Yeezus, West says, marks the beginning of a new period in his life as an artist, though the events of the last year—North's birth, his engagement to Kardashian—would seem to indicate that it marks the beginning of a new period in his life in general. 12 Years a Slave director Steve McQueen, in the midst of a life-changing year of his own, recently caught up by phone with the 36-year-old West in Los Angeles, where he was camped out briefly between "Yeezus" tour stops. They spoke not long after the unveiling of the oft-discussed video for "Bound 2," which was directed by Nick Knight and features West and a topless Kardashian writhing on the back of a motorcycle against a backdrop of orange-y purple-hued karaoke-video-style landscapes.
STEVE MCQUEEN: It's hard to make beauty. People often try, and more often than not, everything starts to feel sort of cheap or kitsch. But you express yourself in a way that's beautiful. You can sing from the heart and have it connect and translate, which is a huge thing for an artist to be able to do.
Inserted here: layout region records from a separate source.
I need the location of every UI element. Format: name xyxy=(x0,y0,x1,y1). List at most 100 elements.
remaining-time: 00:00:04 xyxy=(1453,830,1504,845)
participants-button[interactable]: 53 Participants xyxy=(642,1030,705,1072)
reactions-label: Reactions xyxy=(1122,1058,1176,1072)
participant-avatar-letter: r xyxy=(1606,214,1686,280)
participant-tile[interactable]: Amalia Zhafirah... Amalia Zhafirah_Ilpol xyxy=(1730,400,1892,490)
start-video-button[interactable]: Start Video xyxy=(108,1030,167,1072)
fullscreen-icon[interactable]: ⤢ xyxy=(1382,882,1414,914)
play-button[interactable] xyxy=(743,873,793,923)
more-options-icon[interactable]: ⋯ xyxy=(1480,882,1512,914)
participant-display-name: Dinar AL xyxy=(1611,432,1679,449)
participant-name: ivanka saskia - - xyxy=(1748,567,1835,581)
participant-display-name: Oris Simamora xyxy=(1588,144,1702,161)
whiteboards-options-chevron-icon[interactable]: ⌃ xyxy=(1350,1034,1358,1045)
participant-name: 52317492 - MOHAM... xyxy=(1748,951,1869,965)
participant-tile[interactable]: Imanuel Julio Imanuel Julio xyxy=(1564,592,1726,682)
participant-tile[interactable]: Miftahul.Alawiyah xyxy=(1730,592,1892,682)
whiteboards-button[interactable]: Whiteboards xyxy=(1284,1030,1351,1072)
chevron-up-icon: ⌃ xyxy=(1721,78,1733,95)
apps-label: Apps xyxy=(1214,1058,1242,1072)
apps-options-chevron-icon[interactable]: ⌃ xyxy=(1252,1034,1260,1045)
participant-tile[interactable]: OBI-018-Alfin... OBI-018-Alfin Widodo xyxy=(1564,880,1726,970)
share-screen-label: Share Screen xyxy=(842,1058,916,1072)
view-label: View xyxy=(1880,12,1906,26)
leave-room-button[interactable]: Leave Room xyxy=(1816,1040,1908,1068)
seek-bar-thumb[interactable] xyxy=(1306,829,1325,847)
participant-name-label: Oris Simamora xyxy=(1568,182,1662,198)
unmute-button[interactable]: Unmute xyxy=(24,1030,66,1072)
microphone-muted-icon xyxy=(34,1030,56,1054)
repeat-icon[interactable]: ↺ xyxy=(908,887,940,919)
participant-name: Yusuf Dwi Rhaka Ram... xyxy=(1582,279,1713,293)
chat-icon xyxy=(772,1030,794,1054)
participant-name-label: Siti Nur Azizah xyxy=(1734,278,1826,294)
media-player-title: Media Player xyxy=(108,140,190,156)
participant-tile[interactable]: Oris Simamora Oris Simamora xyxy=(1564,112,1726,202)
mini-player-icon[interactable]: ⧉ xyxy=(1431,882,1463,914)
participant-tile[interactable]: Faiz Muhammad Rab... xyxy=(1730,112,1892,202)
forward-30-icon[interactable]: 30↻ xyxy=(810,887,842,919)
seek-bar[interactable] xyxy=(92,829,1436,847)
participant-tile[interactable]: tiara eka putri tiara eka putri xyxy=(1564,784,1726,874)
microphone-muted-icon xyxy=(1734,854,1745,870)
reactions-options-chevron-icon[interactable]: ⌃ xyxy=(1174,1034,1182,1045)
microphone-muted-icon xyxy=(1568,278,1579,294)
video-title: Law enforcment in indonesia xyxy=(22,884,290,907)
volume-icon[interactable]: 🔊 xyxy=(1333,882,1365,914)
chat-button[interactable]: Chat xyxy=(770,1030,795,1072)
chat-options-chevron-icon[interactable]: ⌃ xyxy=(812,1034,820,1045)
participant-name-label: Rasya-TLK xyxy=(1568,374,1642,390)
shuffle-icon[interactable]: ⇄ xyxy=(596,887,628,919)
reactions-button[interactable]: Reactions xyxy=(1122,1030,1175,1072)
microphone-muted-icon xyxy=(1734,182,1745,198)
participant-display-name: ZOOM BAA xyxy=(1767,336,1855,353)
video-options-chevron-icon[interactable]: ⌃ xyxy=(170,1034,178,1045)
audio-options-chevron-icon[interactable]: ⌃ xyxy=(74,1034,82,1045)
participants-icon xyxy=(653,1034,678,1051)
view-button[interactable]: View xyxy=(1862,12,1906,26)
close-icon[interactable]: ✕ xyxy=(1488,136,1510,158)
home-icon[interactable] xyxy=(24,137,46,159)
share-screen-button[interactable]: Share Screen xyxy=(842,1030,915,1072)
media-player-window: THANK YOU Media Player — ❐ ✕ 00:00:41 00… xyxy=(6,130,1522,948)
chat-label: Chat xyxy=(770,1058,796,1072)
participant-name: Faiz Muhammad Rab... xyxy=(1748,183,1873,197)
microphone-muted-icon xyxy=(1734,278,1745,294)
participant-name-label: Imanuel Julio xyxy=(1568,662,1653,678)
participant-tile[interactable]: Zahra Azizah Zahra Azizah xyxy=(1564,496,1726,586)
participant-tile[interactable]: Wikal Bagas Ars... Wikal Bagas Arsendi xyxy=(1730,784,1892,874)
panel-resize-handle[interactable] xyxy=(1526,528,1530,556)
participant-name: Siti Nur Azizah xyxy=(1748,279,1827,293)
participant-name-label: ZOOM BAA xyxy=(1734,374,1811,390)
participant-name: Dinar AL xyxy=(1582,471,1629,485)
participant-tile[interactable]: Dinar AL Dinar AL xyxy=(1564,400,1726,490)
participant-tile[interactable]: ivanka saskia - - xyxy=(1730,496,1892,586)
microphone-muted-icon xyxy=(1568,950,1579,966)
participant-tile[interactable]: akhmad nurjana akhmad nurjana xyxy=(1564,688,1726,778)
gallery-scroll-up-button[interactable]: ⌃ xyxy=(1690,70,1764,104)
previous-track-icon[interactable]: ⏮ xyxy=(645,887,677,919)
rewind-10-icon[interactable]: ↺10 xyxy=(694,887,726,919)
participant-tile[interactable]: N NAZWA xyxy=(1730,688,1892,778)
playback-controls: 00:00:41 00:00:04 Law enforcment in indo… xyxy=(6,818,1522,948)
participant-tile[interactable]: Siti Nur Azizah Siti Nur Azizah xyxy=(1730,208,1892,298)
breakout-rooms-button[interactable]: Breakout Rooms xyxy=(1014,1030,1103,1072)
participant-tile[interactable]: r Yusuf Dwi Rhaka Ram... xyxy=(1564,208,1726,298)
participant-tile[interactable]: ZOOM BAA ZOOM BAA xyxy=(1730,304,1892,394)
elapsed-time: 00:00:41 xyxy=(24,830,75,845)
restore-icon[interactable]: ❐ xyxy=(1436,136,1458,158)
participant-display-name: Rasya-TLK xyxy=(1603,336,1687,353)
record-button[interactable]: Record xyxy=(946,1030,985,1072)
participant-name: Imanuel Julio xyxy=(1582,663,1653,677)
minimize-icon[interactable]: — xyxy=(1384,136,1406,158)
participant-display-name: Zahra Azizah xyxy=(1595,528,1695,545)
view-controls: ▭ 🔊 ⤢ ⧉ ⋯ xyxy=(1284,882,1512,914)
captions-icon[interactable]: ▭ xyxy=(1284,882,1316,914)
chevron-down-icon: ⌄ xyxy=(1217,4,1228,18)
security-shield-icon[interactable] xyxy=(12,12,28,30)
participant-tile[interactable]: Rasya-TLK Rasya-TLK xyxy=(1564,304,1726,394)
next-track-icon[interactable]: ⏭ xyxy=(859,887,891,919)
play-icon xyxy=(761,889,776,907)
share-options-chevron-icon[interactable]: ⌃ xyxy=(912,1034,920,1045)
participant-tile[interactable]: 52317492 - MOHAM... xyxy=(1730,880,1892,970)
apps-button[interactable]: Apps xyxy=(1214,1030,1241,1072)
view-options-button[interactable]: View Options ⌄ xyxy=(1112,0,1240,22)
So my first question is: How do you do that? How do you communicate in that way?
KANYE WEST: I just close my eyes and act like I'm a 3-year-old. [laughs] I try to get as close to a childlike level as possible because we were all artists back then. So you just close your eyes and think back to when you were as young as you can remember and had the least barriers to your creativity.